Les enquêtes l'indiquent : on lit moins. Il n'empêche, la littérature est toujours vue comme un fétiche et son totem est le roman. L'œuvre de fiction en France reste au pinacle. Quelle autrice, quel écrivain ne rêve d'obtenir le Goncourt ? Quoi qu'il en soit, on observe depuis une dizaine d'années un trouble dans le genre sur les tables des librairies. Des textes publiés « en blanche » jouxtent des ouvrages non classés sous cette catégorie. La vache sacrée de la fiction n'y retrouverait pas ses petits... On est passé du roman comme enquête à l'enquête comme roman.
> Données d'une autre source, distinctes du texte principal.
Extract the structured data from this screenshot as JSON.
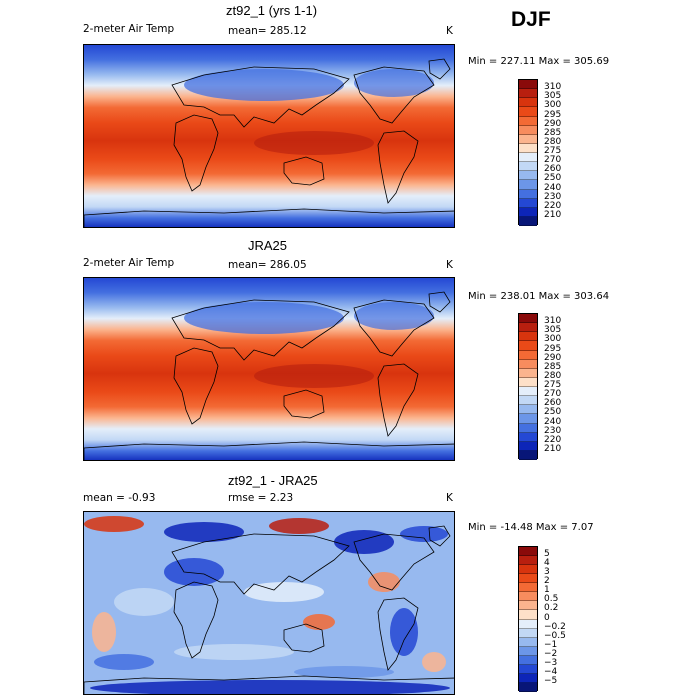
{
  "season": "DJF",
  "panels": [
    {
      "title": "zt92_1 (yrs 1-1)",
      "left_label": "2-meter Air Temp",
      "center_label": "mean= 285.12",
      "right_label": "K",
      "minmax": "Min = 227.11 Max = 305.69",
      "colorbar": {
        "labels": [
          "310",
          "305",
          "300",
          "295",
          "290",
          "285",
          "280",
          "275",
          "270",
          "260",
          "250",
          "240",
          "230",
          "220",
          "210"
        ],
        "colors": [
          "#8a0a0a",
          "#b81f0f",
          "#d8340e",
          "#ea4a18",
          "#f36a35",
          "#f78c5e",
          "#fbb48e",
          "#fde0c8",
          "#e4eefa",
          "#c2d8f5",
          "#97b9ef",
          "#6c96e8",
          "#4470e0",
          "#2448d4",
          "#0d25b8",
          "#081678"
        ]
      },
      "map_kind": "temp"
    },
    {
      "title": "JRA25",
      "left_label": "2-meter Air Temp",
      "center_label": "mean= 286.05",
      "right_label": "K",
      "minmax": "Min = 238.01 Max = 303.64",
      "colorbar": {
        "labels": [
          "310",
          "305",
          "300",
          "295",
          "290",
          "285",
          "280",
          "275",
          "270",
          "260",
          "250",
          "240",
          "230",
          "220",
          "210"
        ],
        "colors": [
          "#8a0a0a",
          "#b81f0f",
          "#d8340e",
          "#ea4a18",
          "#f36a35",
          "#f78c5e",
          "#fbb48e",
          "#fde0c8",
          "#e4eefa",
          "#c2d8f5",
          "#97b9ef",
          "#6c96e8",
          "#4470e0",
          "#2448d4",
          "#0d25b8",
          "#081678"
        ]
      },
      "map_kind": "temp"
    },
    {
      "title": "zt92_1 - JRA25",
      "left_label": "mean =   -0.93",
      "center_label": "rmse =    2.23",
      "right_label": "K",
      "minmax": "Min = -14.48 Max =    7.07",
      "colorbar": {
        "labels": [
          "5",
          "4",
          "3",
          "2",
          "1",
          "0.5",
          "0.2",
          "0",
          "−0.2",
          "−0.5",
          "−1",
          "−2",
          "−3",
          "−4",
          "−5"
        ],
        "colors": [
          "#8a0a0a",
          "#b81f0f",
          "#d8340e",
          "#ea4a18",
          "#f36a35",
          "#f78c5e",
          "#fbb48e",
          "#fde0c8",
          "#e4eefa",
          "#c2d8f5",
          "#97b9ef",
          "#6c96e8",
          "#4470e0",
          "#2448d4",
          "#0d25b8",
          "#081678"
        ]
      },
      "map_kind": "diff"
    }
  ]
}
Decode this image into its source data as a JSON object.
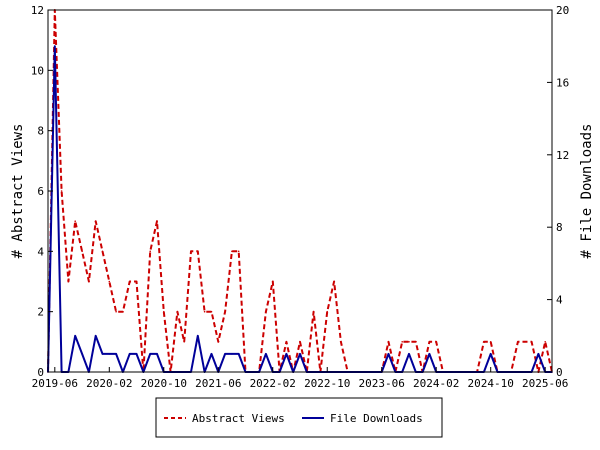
{
  "chart_data": {
    "type": "line",
    "xlabel": "",
    "ylabel_left": "# Abstract Views",
    "ylabel_right": "# File Downloads",
    "y_left_lim": [
      0,
      12
    ],
    "y_left_ticks": [
      "0",
      "2",
      "4",
      "6",
      "8",
      "10",
      "12"
    ],
    "y_right_lim": [
      0,
      20
    ],
    "y_right_ticks": [
      "0",
      "4",
      "8",
      "12",
      "16",
      "20"
    ],
    "x_start": "2019-05",
    "x_end": "2025-07",
    "x_tick_labels": [
      "2019-06",
      "2020-02",
      "2020-10",
      "2021-06",
      "2022-02",
      "2022-10",
      "2023-06",
      "2024-02",
      "2024-10",
      "2025-06"
    ],
    "legend_position": "bottom",
    "grid": false,
    "series": [
      {
        "name": "Abstract Views",
        "axis": "left",
        "color": "#cc0000",
        "style": "dashed",
        "points": [
          [
            "2019-05",
            0
          ],
          [
            "2019-06",
            12
          ],
          [
            "2019-07",
            6
          ],
          [
            "2019-08",
            3
          ],
          [
            "2019-09",
            5
          ],
          [
            "2019-10",
            4
          ],
          [
            "2019-11",
            3
          ],
          [
            "2019-12",
            5
          ],
          [
            "2020-01",
            4
          ],
          [
            "2020-02",
            3
          ],
          [
            "2020-03",
            2
          ],
          [
            "2020-04",
            2
          ],
          [
            "2020-05",
            3
          ],
          [
            "2020-06",
            3
          ],
          [
            "2020-07",
            0
          ],
          [
            "2020-08",
            4
          ],
          [
            "2020-09",
            5
          ],
          [
            "2020-10",
            2
          ],
          [
            "2020-11",
            0
          ],
          [
            "2020-12",
            2
          ],
          [
            "2021-01",
            1
          ],
          [
            "2021-02",
            4
          ],
          [
            "2021-03",
            4
          ],
          [
            "2021-04",
            2
          ],
          [
            "2021-05",
            2
          ],
          [
            "2021-06",
            1
          ],
          [
            "2021-07",
            2
          ],
          [
            "2021-08",
            4
          ],
          [
            "2021-09",
            4
          ],
          [
            "2021-10",
            0
          ],
          [
            "2021-11",
            0
          ],
          [
            "2021-12",
            0
          ],
          [
            "2022-01",
            2
          ],
          [
            "2022-02",
            3
          ],
          [
            "2022-03",
            0
          ],
          [
            "2022-04",
            1
          ],
          [
            "2022-05",
            0
          ],
          [
            "2022-06",
            1
          ],
          [
            "2022-07",
            0
          ],
          [
            "2022-08",
            2
          ],
          [
            "2022-09",
            0
          ],
          [
            "2022-10",
            2
          ],
          [
            "2022-11",
            3
          ],
          [
            "2022-12",
            1
          ],
          [
            "2023-01",
            0
          ],
          [
            "2023-02",
            0
          ],
          [
            "2023-03",
            0
          ],
          [
            "2023-04",
            0
          ],
          [
            "2023-05",
            0
          ],
          [
            "2023-06",
            0
          ],
          [
            "2023-07",
            1
          ],
          [
            "2023-08",
            0
          ],
          [
            "2023-09",
            1
          ],
          [
            "2023-10",
            1
          ],
          [
            "2023-11",
            1
          ],
          [
            "2023-12",
            0
          ],
          [
            "2024-01",
            1
          ],
          [
            "2024-02",
            1
          ],
          [
            "2024-03",
            0
          ],
          [
            "2024-04",
            0
          ],
          [
            "2024-05",
            0
          ],
          [
            "2024-06",
            0
          ],
          [
            "2024-07",
            0
          ],
          [
            "2024-08",
            0
          ],
          [
            "2024-09",
            1
          ],
          [
            "2024-10",
            1
          ],
          [
            "2024-11",
            0
          ],
          [
            "2024-12",
            0
          ],
          [
            "2025-01",
            0
          ],
          [
            "2025-02",
            1
          ],
          [
            "2025-03",
            1
          ],
          [
            "2025-04",
            1
          ],
          [
            "2025-05",
            0
          ],
          [
            "2025-06",
            1
          ],
          [
            "2025-07",
            0
          ]
        ]
      },
      {
        "name": "File Downloads",
        "axis": "right",
        "color": "#000099",
        "style": "solid",
        "points": [
          [
            "2019-05",
            0
          ],
          [
            "2019-06",
            18
          ],
          [
            "2019-07",
            0
          ],
          [
            "2019-08",
            0
          ],
          [
            "2019-09",
            2
          ],
          [
            "2019-10",
            1
          ],
          [
            "2019-11",
            0
          ],
          [
            "2019-12",
            2
          ],
          [
            "2020-01",
            1
          ],
          [
            "2020-02",
            1
          ],
          [
            "2020-03",
            1
          ],
          [
            "2020-04",
            0
          ],
          [
            "2020-05",
            1
          ],
          [
            "2020-06",
            1
          ],
          [
            "2020-07",
            0
          ],
          [
            "2020-08",
            1
          ],
          [
            "2020-09",
            1
          ],
          [
            "2020-10",
            0
          ],
          [
            "2020-11",
            0
          ],
          [
            "2020-12",
            0
          ],
          [
            "2021-01",
            0
          ],
          [
            "2021-02",
            0
          ],
          [
            "2021-03",
            2
          ],
          [
            "2021-04",
            0
          ],
          [
            "2021-05",
            1
          ],
          [
            "2021-06",
            0
          ],
          [
            "2021-07",
            1
          ],
          [
            "2021-08",
            1
          ],
          [
            "2021-09",
            1
          ],
          [
            "2021-10",
            0
          ],
          [
            "2021-11",
            0
          ],
          [
            "2021-12",
            0
          ],
          [
            "2022-01",
            1
          ],
          [
            "2022-02",
            0
          ],
          [
            "2022-03",
            0
          ],
          [
            "2022-04",
            1
          ],
          [
            "2022-05",
            0
          ],
          [
            "2022-06",
            1
          ],
          [
            "2022-07",
            0
          ],
          [
            "2022-08",
            0
          ],
          [
            "2022-09",
            0
          ],
          [
            "2022-10",
            0
          ],
          [
            "2022-11",
            0
          ],
          [
            "2022-12",
            0
          ],
          [
            "2023-01",
            0
          ],
          [
            "2023-02",
            0
          ],
          [
            "2023-03",
            0
          ],
          [
            "2023-04",
            0
          ],
          [
            "2023-05",
            0
          ],
          [
            "2023-06",
            0
          ],
          [
            "2023-07",
            1
          ],
          [
            "2023-08",
            0
          ],
          [
            "2023-09",
            0
          ],
          [
            "2023-10",
            1
          ],
          [
            "2023-11",
            0
          ],
          [
            "2023-12",
            0
          ],
          [
            "2024-01",
            1
          ],
          [
            "2024-02",
            0
          ],
          [
            "2024-03",
            0
          ],
          [
            "2024-04",
            0
          ],
          [
            "2024-05",
            0
          ],
          [
            "2024-06",
            0
          ],
          [
            "2024-07",
            0
          ],
          [
            "2024-08",
            0
          ],
          [
            "2024-09",
            0
          ],
          [
            "2024-10",
            1
          ],
          [
            "2024-11",
            0
          ],
          [
            "2024-12",
            0
          ],
          [
            "2025-01",
            0
          ],
          [
            "2025-02",
            0
          ],
          [
            "2025-03",
            0
          ],
          [
            "2025-04",
            0
          ],
          [
            "2025-05",
            1
          ],
          [
            "2025-06",
            0
          ],
          [
            "2025-07",
            0
          ]
        ]
      }
    ]
  }
}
Des récits ancrés dans le concret de la méthode journalistique affichent clairement leur ambition littéraire et séduisent stylistiquement. La forme, le fond, le ton... On trouve tout cela chez Marchialy, qui fête ses dix ans.
Clémence Billault, directrice éditoriale des éditions Marchialy- Photo OLIVIER DIONPour télécharger ce document, vous devez d'abord acheter l'article correspondant.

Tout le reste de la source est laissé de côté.